Beras had furnished a birth certificate to MLB indicating he was 16, sources said, while his post-signing paperwork declared otherwise. Following an investigation that involved multiple DNA tests, the league ultimately agreed that Beras was not 16, according to sources, which bolstered the Rangers' argument not to void the deal. In spite of assistance from other outside agents, including the former attorney general of Puerto Rico, MLB could not determine Beras' age with any certainty. Therefore, the league disciplined Beras for initially claiming he was 16.

So, yeah, a very curious, very bizarre case with an abundance of complexities, and, if the media's accounts are anything to go off of, a number of baseball people around the league are hissed off at this verdict, and believe that the contract should have been nullified -- that the Rangers should have been had their hands slapped for attempting to circumvent the system. The reality, though, is that there was sufficient evidence for the league to agree that Beras had a year-1994 birthdate, and that there was no intent to knowingly deceive anyone ... and with those two facts in hand, there was no basis for nullification of the contract and/or direct punishment of the Rangers. 

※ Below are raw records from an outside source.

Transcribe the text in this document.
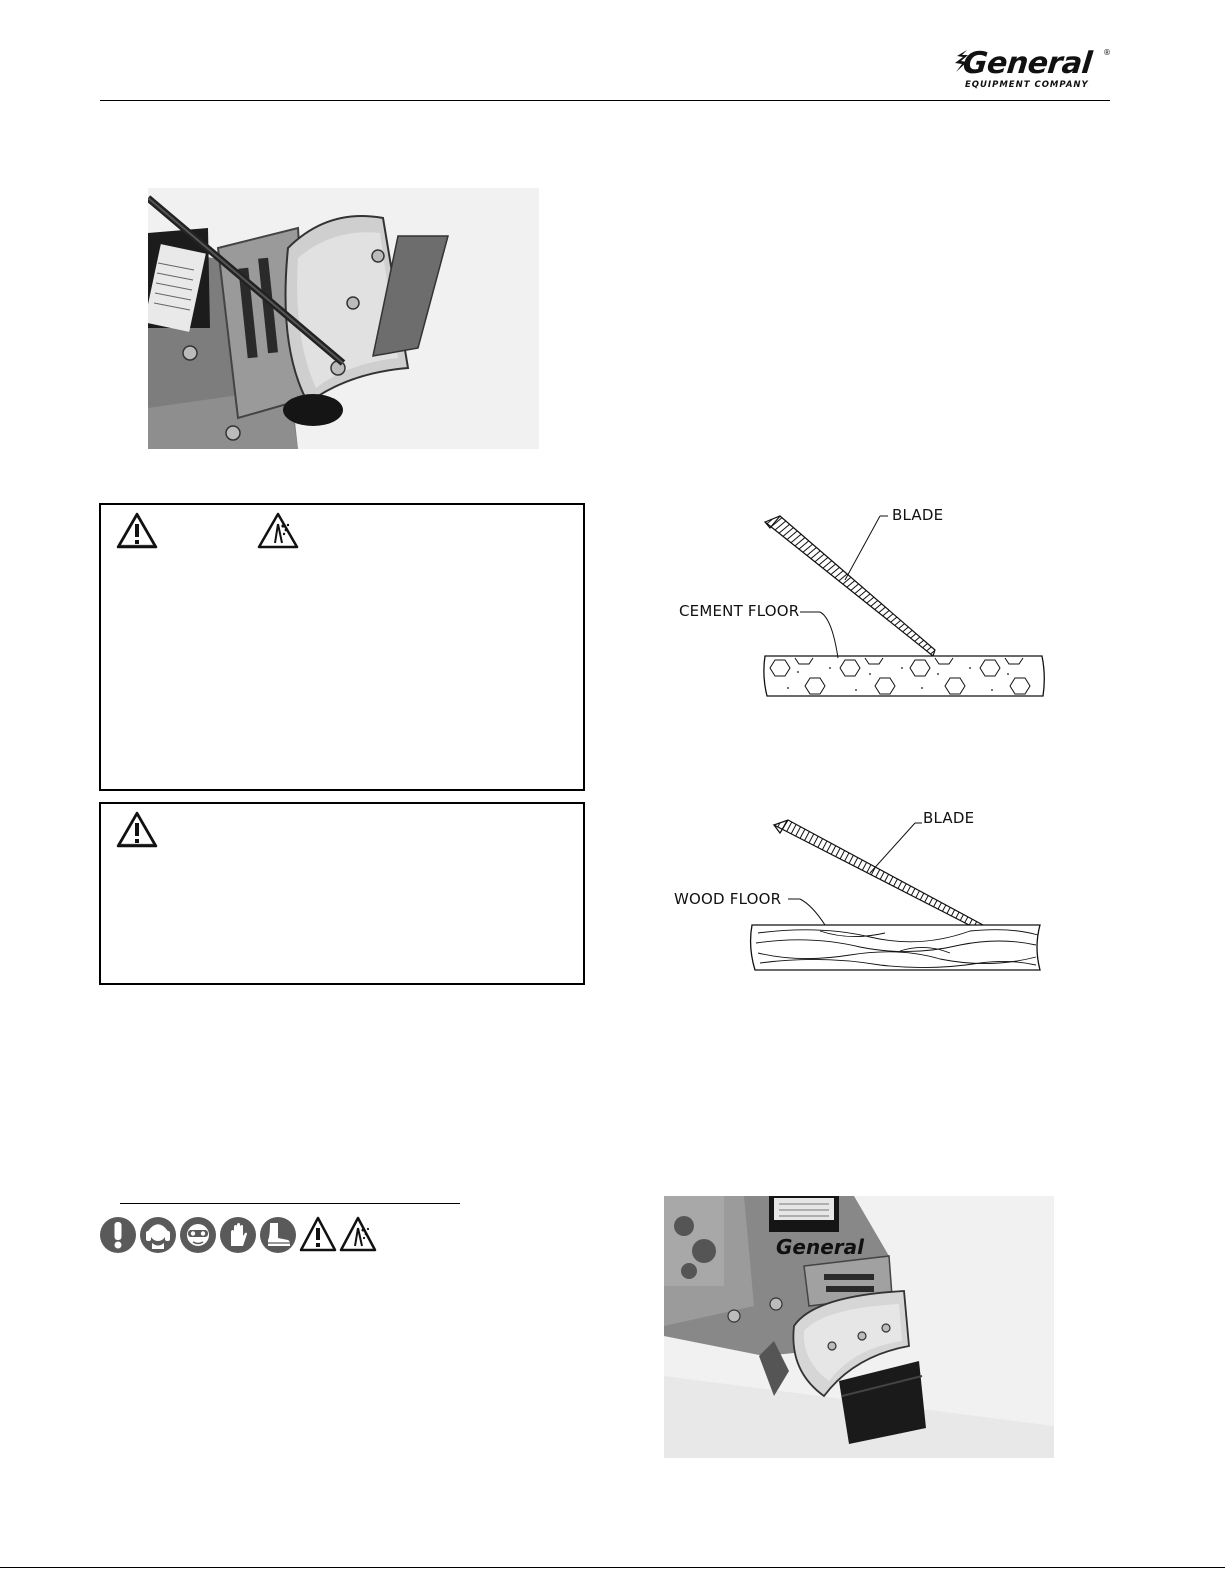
General ®
EQUIPMENT COMPANY
BLADE
CEMENT FLOOR
BLADE
WOOD FLOOR
General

And, so, the kid with the monster tools, the kid with at least an outside shot at becoming a generational talent and at eventually developing into a power-hitting COF fixture for Texas, is a Ranger. There are, of course, no guarantees with any prospect, much less a prospect who doesn't celebrate his 18th birthday for another five-plus months  -- but, ideally, you pour your available resources into kids already equipped with the talent bases necessary to develop into above-average major league players, and if you hit on only a couple of them, you've got some special players on your hands.

Beras immediately vaults high and far in the Rangers' farm system rankings (Jason Parks suggests he's already a top-five player in that respect), and probably has just about as good of a chance of developing into something special as anyone else residing within his immediate age bracket. In that regard, and with today's good news ... yeah, even on the off day, it's a good day for the Rangers organization.